Low vitamin B12 was associated with decreased spatial processing speed, suggesting that less total B12 or Holo-TC, but not necessarily lower levels of inactive Holo-HC, were linked to brain dysfunction. This negative association appeared age-dependent and perhaps older individuals are more prone to low bioavailable B12 leading to poorer cognitive function at younger ages.
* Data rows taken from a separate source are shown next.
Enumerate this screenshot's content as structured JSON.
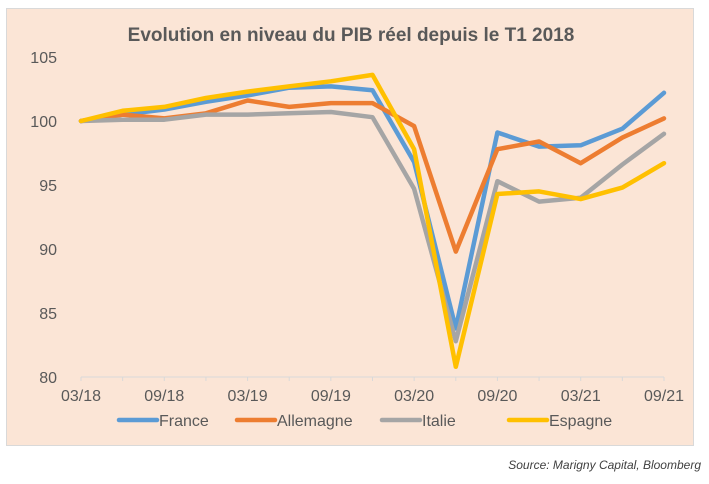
{
  "chart_data": {
    "type": "line",
    "title": "Evolution en niveau du PIB réel depuis le T1 2018",
    "xlabel": "",
    "ylabel": "",
    "ylim": [
      80,
      105
    ],
    "yticks": [
      80,
      85,
      90,
      95,
      100,
      105
    ],
    "ytick_labels": [
      "80",
      "85",
      "90",
      "95",
      "100",
      "105"
    ],
    "x": [
      "03/18",
      "06/18",
      "09/18",
      "12/18",
      "03/19",
      "06/19",
      "09/19",
      "12/19",
      "03/20",
      "06/20",
      "09/20",
      "12/20",
      "03/21",
      "06/21",
      "09/21"
    ],
    "xtick_labels": [
      "03/18",
      "09/18",
      "03/19",
      "09/19",
      "03/20",
      "09/20",
      "03/21",
      "09/21"
    ],
    "grid": false,
    "legend_position": "bottom",
    "series": [
      {
        "name": "France",
        "color": "#5B9BD5",
        "values": [
          100.0,
          100.5,
          100.9,
          101.5,
          102.0,
          102.6,
          102.7,
          102.4,
          96.8,
          83.8,
          99.1,
          98.0,
          98.1,
          99.4,
          102.2
        ]
      },
      {
        "name": "Allemagne",
        "color": "#ED7D31",
        "values": [
          100.0,
          100.5,
          100.2,
          100.6,
          101.6,
          101.1,
          101.4,
          101.4,
          99.6,
          89.8,
          97.8,
          98.4,
          96.7,
          98.7,
          100.2
        ]
      },
      {
        "name": "Italie",
        "color": "#A5A5A5",
        "values": [
          100.0,
          100.1,
          100.1,
          100.5,
          100.5,
          100.6,
          100.7,
          100.3,
          94.7,
          82.8,
          95.3,
          93.7,
          94.0,
          96.6,
          99.0
        ]
      },
      {
        "name": "Espagne",
        "color": "#FFC000",
        "values": [
          100.0,
          100.8,
          101.1,
          101.8,
          102.3,
          102.7,
          103.1,
          103.6,
          97.8,
          80.8,
          94.3,
          94.5,
          93.9,
          94.8,
          96.7
        ]
      }
    ]
  },
  "source": "Source: Marigny Capital, Bloomberg"
}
Increasing Holo-HC correlated with higher serum tau protein and ubiquitin C-terminal hydrolase L1 (UCH-L1) levels. Vitamin B12 prevents the formation of tau fibrils, a precursor to neurofibrillary tangles in Alzheimer’s disease. High non-bioavailable B12 thus pointed towards increased markers of neurodegeneration.
Lower blood B12 was associated with higher white matter hyperintensities (WMH), indicating damage. This occurred even within the limits considered normal for total B12 levels; however, reduced Holo-TC values were linked to greater WMH burden.
Implications
Inadequate bioavailable vitamin B12 can lead to white matter injury in the spinal cord. While this mechanism is unclear, high homocysteine levels secondary to low B12 may be involved. Hematological symptoms often resolve with supplementation but neurological issues persist despite normal blood B12.
Overall, these findings underscore the importance of establishing optimal vitamin B12 levels and call for a broader review of nutritional guidelines.